The Young Lovers- (AR) 1931 Allsopp
[From: Fred W. Allsopp, Folklore of Romantic Arkansas, Volume II (1931), pp. 202-203. His notes (excerpt) follow.
R. Matteson 2016]
There was another song which was a general favorite. This was "The Young Lovers." This I remember as the particular choice of my older sister's lover. This young man, a tall, lean, handsome chap with a great mop of blue-black hair crinkling and curling about his high fine forehead, was a schoolmaster. He sang "ballets" on many occasions accompanying himself sometimes with the doleful plunkety-plunk of a banjo. The lines follow, accurate in this instance.
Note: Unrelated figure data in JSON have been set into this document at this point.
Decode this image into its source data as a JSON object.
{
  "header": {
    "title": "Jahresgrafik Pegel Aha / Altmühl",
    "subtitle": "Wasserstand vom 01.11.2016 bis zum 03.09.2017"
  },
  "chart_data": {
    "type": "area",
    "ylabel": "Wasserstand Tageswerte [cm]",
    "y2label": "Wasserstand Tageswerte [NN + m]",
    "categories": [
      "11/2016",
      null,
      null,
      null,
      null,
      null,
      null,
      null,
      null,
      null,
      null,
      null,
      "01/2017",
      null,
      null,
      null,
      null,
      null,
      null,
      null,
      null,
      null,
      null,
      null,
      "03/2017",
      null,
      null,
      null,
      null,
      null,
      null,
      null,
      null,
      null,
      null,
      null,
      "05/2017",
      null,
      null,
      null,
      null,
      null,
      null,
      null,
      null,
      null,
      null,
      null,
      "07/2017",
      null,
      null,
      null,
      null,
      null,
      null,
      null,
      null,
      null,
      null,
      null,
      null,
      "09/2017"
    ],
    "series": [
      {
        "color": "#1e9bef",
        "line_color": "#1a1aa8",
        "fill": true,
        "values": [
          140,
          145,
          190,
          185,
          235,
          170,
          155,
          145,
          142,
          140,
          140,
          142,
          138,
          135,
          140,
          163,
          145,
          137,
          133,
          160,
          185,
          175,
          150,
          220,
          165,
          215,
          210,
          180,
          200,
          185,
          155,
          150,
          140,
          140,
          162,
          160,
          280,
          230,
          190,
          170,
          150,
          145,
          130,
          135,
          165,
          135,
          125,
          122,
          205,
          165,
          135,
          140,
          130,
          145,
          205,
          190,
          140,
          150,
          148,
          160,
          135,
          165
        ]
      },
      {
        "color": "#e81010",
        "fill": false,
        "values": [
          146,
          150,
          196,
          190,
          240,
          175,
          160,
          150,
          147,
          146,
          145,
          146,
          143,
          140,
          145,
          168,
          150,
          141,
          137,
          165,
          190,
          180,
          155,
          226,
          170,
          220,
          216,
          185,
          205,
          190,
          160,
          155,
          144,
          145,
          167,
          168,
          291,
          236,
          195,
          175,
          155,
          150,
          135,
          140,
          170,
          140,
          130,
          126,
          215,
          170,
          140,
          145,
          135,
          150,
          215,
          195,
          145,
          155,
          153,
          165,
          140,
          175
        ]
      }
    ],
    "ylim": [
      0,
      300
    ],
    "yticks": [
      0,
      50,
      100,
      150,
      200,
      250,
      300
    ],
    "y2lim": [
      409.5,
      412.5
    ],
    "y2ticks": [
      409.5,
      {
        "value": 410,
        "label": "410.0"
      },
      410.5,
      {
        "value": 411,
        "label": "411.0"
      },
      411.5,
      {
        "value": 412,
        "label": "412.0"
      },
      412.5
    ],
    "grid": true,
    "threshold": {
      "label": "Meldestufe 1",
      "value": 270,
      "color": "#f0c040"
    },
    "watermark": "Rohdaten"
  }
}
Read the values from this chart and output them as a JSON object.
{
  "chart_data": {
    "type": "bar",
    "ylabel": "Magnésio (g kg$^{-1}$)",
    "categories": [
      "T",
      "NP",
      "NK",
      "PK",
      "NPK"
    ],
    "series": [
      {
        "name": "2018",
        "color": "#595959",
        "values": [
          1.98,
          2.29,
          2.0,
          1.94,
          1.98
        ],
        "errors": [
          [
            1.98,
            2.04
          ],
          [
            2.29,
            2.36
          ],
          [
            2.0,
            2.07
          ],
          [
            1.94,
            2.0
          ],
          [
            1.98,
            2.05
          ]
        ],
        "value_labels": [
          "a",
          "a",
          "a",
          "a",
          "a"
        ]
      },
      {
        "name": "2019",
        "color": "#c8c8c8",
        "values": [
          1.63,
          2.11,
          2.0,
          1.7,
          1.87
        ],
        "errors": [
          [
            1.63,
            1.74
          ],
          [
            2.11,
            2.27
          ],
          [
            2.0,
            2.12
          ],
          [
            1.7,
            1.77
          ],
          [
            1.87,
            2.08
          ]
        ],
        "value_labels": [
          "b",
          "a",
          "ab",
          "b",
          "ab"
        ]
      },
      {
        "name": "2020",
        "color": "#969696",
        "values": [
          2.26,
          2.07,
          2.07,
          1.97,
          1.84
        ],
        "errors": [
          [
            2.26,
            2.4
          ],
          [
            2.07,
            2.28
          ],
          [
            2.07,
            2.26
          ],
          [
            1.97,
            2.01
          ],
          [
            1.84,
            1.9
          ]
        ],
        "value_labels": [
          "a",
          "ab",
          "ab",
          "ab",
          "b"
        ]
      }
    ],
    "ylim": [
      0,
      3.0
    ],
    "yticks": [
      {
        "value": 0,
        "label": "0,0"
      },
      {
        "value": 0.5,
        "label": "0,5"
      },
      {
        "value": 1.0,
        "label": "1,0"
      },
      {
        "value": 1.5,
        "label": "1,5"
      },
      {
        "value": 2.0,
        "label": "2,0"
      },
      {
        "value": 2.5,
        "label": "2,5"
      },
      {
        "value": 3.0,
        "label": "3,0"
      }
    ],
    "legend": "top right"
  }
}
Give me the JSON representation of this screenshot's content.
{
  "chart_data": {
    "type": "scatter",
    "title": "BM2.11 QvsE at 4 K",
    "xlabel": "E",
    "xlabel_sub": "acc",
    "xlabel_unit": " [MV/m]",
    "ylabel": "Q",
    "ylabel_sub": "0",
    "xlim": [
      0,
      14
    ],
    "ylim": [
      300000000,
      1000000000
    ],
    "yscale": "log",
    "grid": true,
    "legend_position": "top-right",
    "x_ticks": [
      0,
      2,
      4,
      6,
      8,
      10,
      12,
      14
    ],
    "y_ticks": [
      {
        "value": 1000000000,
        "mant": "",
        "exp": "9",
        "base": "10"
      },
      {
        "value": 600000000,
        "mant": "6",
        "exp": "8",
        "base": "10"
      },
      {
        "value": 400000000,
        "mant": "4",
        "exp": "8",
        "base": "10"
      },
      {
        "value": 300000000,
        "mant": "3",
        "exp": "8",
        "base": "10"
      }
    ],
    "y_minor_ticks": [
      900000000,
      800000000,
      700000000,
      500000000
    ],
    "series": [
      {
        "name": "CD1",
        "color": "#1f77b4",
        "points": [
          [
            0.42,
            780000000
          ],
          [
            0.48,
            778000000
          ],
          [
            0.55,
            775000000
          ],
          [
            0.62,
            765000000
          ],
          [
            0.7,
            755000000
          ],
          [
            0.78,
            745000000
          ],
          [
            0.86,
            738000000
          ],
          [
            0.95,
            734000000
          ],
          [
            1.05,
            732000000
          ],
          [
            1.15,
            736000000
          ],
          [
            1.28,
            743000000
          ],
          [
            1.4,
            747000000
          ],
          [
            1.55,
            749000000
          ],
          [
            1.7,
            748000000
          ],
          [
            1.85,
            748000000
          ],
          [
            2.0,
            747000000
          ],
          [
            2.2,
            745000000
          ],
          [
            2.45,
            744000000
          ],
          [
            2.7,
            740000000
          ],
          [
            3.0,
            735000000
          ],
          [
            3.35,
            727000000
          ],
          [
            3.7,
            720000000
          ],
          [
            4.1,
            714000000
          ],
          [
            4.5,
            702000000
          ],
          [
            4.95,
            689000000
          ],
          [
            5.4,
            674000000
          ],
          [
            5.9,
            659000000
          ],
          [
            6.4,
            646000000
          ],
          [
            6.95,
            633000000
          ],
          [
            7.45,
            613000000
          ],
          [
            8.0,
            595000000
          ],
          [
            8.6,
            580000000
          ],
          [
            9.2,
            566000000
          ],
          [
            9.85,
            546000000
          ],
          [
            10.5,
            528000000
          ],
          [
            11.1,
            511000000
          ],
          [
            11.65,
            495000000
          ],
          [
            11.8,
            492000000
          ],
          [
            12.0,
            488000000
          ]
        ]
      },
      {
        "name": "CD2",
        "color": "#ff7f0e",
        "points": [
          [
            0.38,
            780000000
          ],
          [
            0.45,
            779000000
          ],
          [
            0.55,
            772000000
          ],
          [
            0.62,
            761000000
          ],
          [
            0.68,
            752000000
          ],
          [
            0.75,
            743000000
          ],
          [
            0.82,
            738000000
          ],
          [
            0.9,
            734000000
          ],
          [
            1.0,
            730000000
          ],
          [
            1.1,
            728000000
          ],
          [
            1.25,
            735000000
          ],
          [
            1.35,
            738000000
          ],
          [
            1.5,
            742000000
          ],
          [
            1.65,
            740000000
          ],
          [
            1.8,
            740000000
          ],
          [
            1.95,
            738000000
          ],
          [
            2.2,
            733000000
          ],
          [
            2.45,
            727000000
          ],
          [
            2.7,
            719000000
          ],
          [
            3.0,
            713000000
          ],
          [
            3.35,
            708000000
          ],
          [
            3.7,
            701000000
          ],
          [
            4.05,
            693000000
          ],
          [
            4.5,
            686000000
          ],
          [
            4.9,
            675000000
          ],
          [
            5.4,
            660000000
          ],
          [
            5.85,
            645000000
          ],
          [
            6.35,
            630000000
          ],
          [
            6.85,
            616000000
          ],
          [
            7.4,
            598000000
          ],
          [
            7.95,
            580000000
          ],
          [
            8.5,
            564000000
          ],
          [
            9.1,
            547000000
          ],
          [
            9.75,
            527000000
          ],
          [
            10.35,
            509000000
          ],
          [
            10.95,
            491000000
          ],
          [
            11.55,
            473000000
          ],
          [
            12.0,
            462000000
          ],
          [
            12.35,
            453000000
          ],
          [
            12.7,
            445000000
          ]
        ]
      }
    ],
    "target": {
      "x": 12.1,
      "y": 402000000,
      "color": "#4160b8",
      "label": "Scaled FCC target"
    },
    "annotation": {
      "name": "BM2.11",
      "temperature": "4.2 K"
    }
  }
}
This song made a tremendous impression upon me, the bloodiness of it, I suppose making it particularly impressive or, was it, perhaps, the handsome melancholy singer?
"The Young Lovers"
Come old and young, pay close attention
To these few lines I'm going to write.
'Tis of a young man that I can mention,
'Who courted a fair young lady bright.
And when her parents came to know this,
They strove to part them day and night,
Saying, "Oh, my son, do not be so foolish,
She's far too poor to be your bride."
And when the maiden came to know
She soon resolved her life to end,
For she could not live without her lover
And his parents will she could not bend.
She fled into the lonely forest,
A dagger in her hand she bore,
She plunged it into her snowy bosom,
Her garments stained with crimson gore.
Her lover being in the lonesome valley
Heard her weak and feeble voice,
He ran to her like one distracted,
Crying, "Oh, my love, I'm forever lost."
He then picked up the bloody body
And rolled it over in his arms,
Crying, "Oh, my love, you're safe in Heaven,
Free now from all unkind alarms."
He then picked up the bloody dagger
And pierced it through his own brave heart,
Saying, "I leave this a fatal lesson,
To parents who would young lovers part."